The distal lung environment, principally targeted by SARS-CoV-2, is composed of terminal bronchioli and alveoli where gaseous interaction with the blood takes place. In certain patients, this infection brings about acute respiratory distress syndrome, though we are not sure how.
However, researchers at the University of Stanford have managed to create human pulmonary organoids by using primary stem cells derived from alveolar epithelial cells AT2 (pneumocytes) and basal KRT5+ (for maintenance of pseudostratified epithelium). The AT2 pneumocytes renew themselves efficiently and differentiate into AT1 cells to mimic the epithelium lining the alveoli. The basal cells differentiate into hair cells and bronchiole cells. The whole reorganises itself to form a complex polarised environment with microvilli and apical junctions which imitate the exterior lung surface. These organoids therefore provide a very satisfactory replica of the natural lung environment.

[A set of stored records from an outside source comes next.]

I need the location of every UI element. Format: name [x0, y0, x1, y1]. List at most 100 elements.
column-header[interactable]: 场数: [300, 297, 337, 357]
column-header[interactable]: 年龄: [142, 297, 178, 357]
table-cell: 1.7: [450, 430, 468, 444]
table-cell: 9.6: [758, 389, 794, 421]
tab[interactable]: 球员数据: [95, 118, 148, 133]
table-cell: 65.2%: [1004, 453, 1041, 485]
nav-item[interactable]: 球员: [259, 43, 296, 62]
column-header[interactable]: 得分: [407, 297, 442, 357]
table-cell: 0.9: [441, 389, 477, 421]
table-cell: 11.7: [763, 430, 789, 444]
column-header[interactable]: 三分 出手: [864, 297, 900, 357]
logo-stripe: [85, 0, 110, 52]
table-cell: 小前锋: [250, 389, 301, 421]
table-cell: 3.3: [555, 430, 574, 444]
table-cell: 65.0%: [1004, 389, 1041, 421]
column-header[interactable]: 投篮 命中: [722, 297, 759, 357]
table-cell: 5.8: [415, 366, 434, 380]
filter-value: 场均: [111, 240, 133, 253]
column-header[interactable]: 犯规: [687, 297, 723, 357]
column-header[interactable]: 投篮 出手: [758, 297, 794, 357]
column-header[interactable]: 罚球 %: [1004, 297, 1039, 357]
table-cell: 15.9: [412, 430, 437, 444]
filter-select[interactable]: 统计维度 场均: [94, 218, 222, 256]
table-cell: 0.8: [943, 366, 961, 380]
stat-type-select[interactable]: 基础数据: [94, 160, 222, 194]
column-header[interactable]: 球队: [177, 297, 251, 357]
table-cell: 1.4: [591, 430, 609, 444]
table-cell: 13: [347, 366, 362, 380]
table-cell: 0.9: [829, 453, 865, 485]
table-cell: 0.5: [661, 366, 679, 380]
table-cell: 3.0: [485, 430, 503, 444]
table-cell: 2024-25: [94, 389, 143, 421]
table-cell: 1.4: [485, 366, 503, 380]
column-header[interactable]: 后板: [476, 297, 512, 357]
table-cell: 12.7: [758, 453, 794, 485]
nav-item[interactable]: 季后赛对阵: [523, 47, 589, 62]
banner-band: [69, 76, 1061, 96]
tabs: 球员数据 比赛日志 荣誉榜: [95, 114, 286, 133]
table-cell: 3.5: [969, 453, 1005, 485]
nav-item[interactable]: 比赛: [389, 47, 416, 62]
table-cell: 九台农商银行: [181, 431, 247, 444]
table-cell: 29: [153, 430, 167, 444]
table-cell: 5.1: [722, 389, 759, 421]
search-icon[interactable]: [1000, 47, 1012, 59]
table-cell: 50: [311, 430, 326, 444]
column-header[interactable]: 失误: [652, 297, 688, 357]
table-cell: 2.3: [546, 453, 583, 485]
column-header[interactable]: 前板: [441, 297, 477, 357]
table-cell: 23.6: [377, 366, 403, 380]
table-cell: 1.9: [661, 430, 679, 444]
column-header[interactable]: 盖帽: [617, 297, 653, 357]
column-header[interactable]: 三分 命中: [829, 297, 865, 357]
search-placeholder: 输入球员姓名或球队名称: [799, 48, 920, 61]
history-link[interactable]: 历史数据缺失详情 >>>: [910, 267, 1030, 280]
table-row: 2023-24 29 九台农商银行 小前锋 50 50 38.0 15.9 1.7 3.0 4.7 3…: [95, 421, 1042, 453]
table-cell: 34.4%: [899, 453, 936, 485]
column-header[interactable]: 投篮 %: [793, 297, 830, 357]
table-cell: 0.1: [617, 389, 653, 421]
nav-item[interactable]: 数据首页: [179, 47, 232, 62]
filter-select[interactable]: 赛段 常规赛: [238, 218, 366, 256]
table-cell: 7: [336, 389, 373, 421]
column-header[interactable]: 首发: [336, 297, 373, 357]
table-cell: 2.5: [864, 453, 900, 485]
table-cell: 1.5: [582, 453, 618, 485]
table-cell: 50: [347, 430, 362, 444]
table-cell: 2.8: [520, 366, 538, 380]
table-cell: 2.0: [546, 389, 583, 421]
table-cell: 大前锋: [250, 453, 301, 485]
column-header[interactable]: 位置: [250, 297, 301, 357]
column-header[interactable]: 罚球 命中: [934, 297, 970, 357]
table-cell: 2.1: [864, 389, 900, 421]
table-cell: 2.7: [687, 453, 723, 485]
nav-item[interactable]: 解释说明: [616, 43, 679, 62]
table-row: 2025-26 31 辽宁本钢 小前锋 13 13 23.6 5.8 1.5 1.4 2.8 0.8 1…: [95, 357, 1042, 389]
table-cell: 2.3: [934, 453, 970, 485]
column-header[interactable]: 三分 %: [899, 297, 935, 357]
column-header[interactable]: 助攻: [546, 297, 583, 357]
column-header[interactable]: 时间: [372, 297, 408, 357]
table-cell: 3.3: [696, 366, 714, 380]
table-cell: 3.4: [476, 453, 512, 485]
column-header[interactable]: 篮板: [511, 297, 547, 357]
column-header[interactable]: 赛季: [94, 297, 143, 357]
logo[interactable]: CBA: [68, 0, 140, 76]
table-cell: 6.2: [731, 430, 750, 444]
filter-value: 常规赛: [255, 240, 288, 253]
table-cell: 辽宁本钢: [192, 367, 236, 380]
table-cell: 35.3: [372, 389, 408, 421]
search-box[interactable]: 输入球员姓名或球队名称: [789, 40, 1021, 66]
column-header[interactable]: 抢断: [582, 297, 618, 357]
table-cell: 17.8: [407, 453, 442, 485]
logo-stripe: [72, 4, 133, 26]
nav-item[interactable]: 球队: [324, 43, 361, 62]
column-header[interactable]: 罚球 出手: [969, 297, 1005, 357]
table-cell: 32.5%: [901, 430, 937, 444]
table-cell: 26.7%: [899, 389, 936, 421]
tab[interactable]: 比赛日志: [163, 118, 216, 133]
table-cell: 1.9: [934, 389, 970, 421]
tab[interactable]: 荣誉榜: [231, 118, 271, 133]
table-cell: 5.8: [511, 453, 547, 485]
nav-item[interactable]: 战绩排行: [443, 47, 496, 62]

How do these organoids react to the virus?
Around 10% of the basal and epithelial organoid cells are infected by SARS-CoV-2 due to the ACE2 receptor apical expression, just as in natural lungs. This system has also shown infection by the H1N1 flu virus to be inhibited by the nucleoside analogue Fdc.
However, and unexpectedly, the bronchiole cells could be a new target for the virus, damaging the production of the protective lining of lung tissues (glycosaminoglycans) and thereby stimulating the infection cycle.
These organoids are therefore suitable for use in research on antiviral compounds, even if their bronchiolotic compounds overreact. This new model, viable over the long term and simple to cultivate, could also allow study of other infectious lung diseases, interstitial or neoplastic, as well as finding application in precision medicine.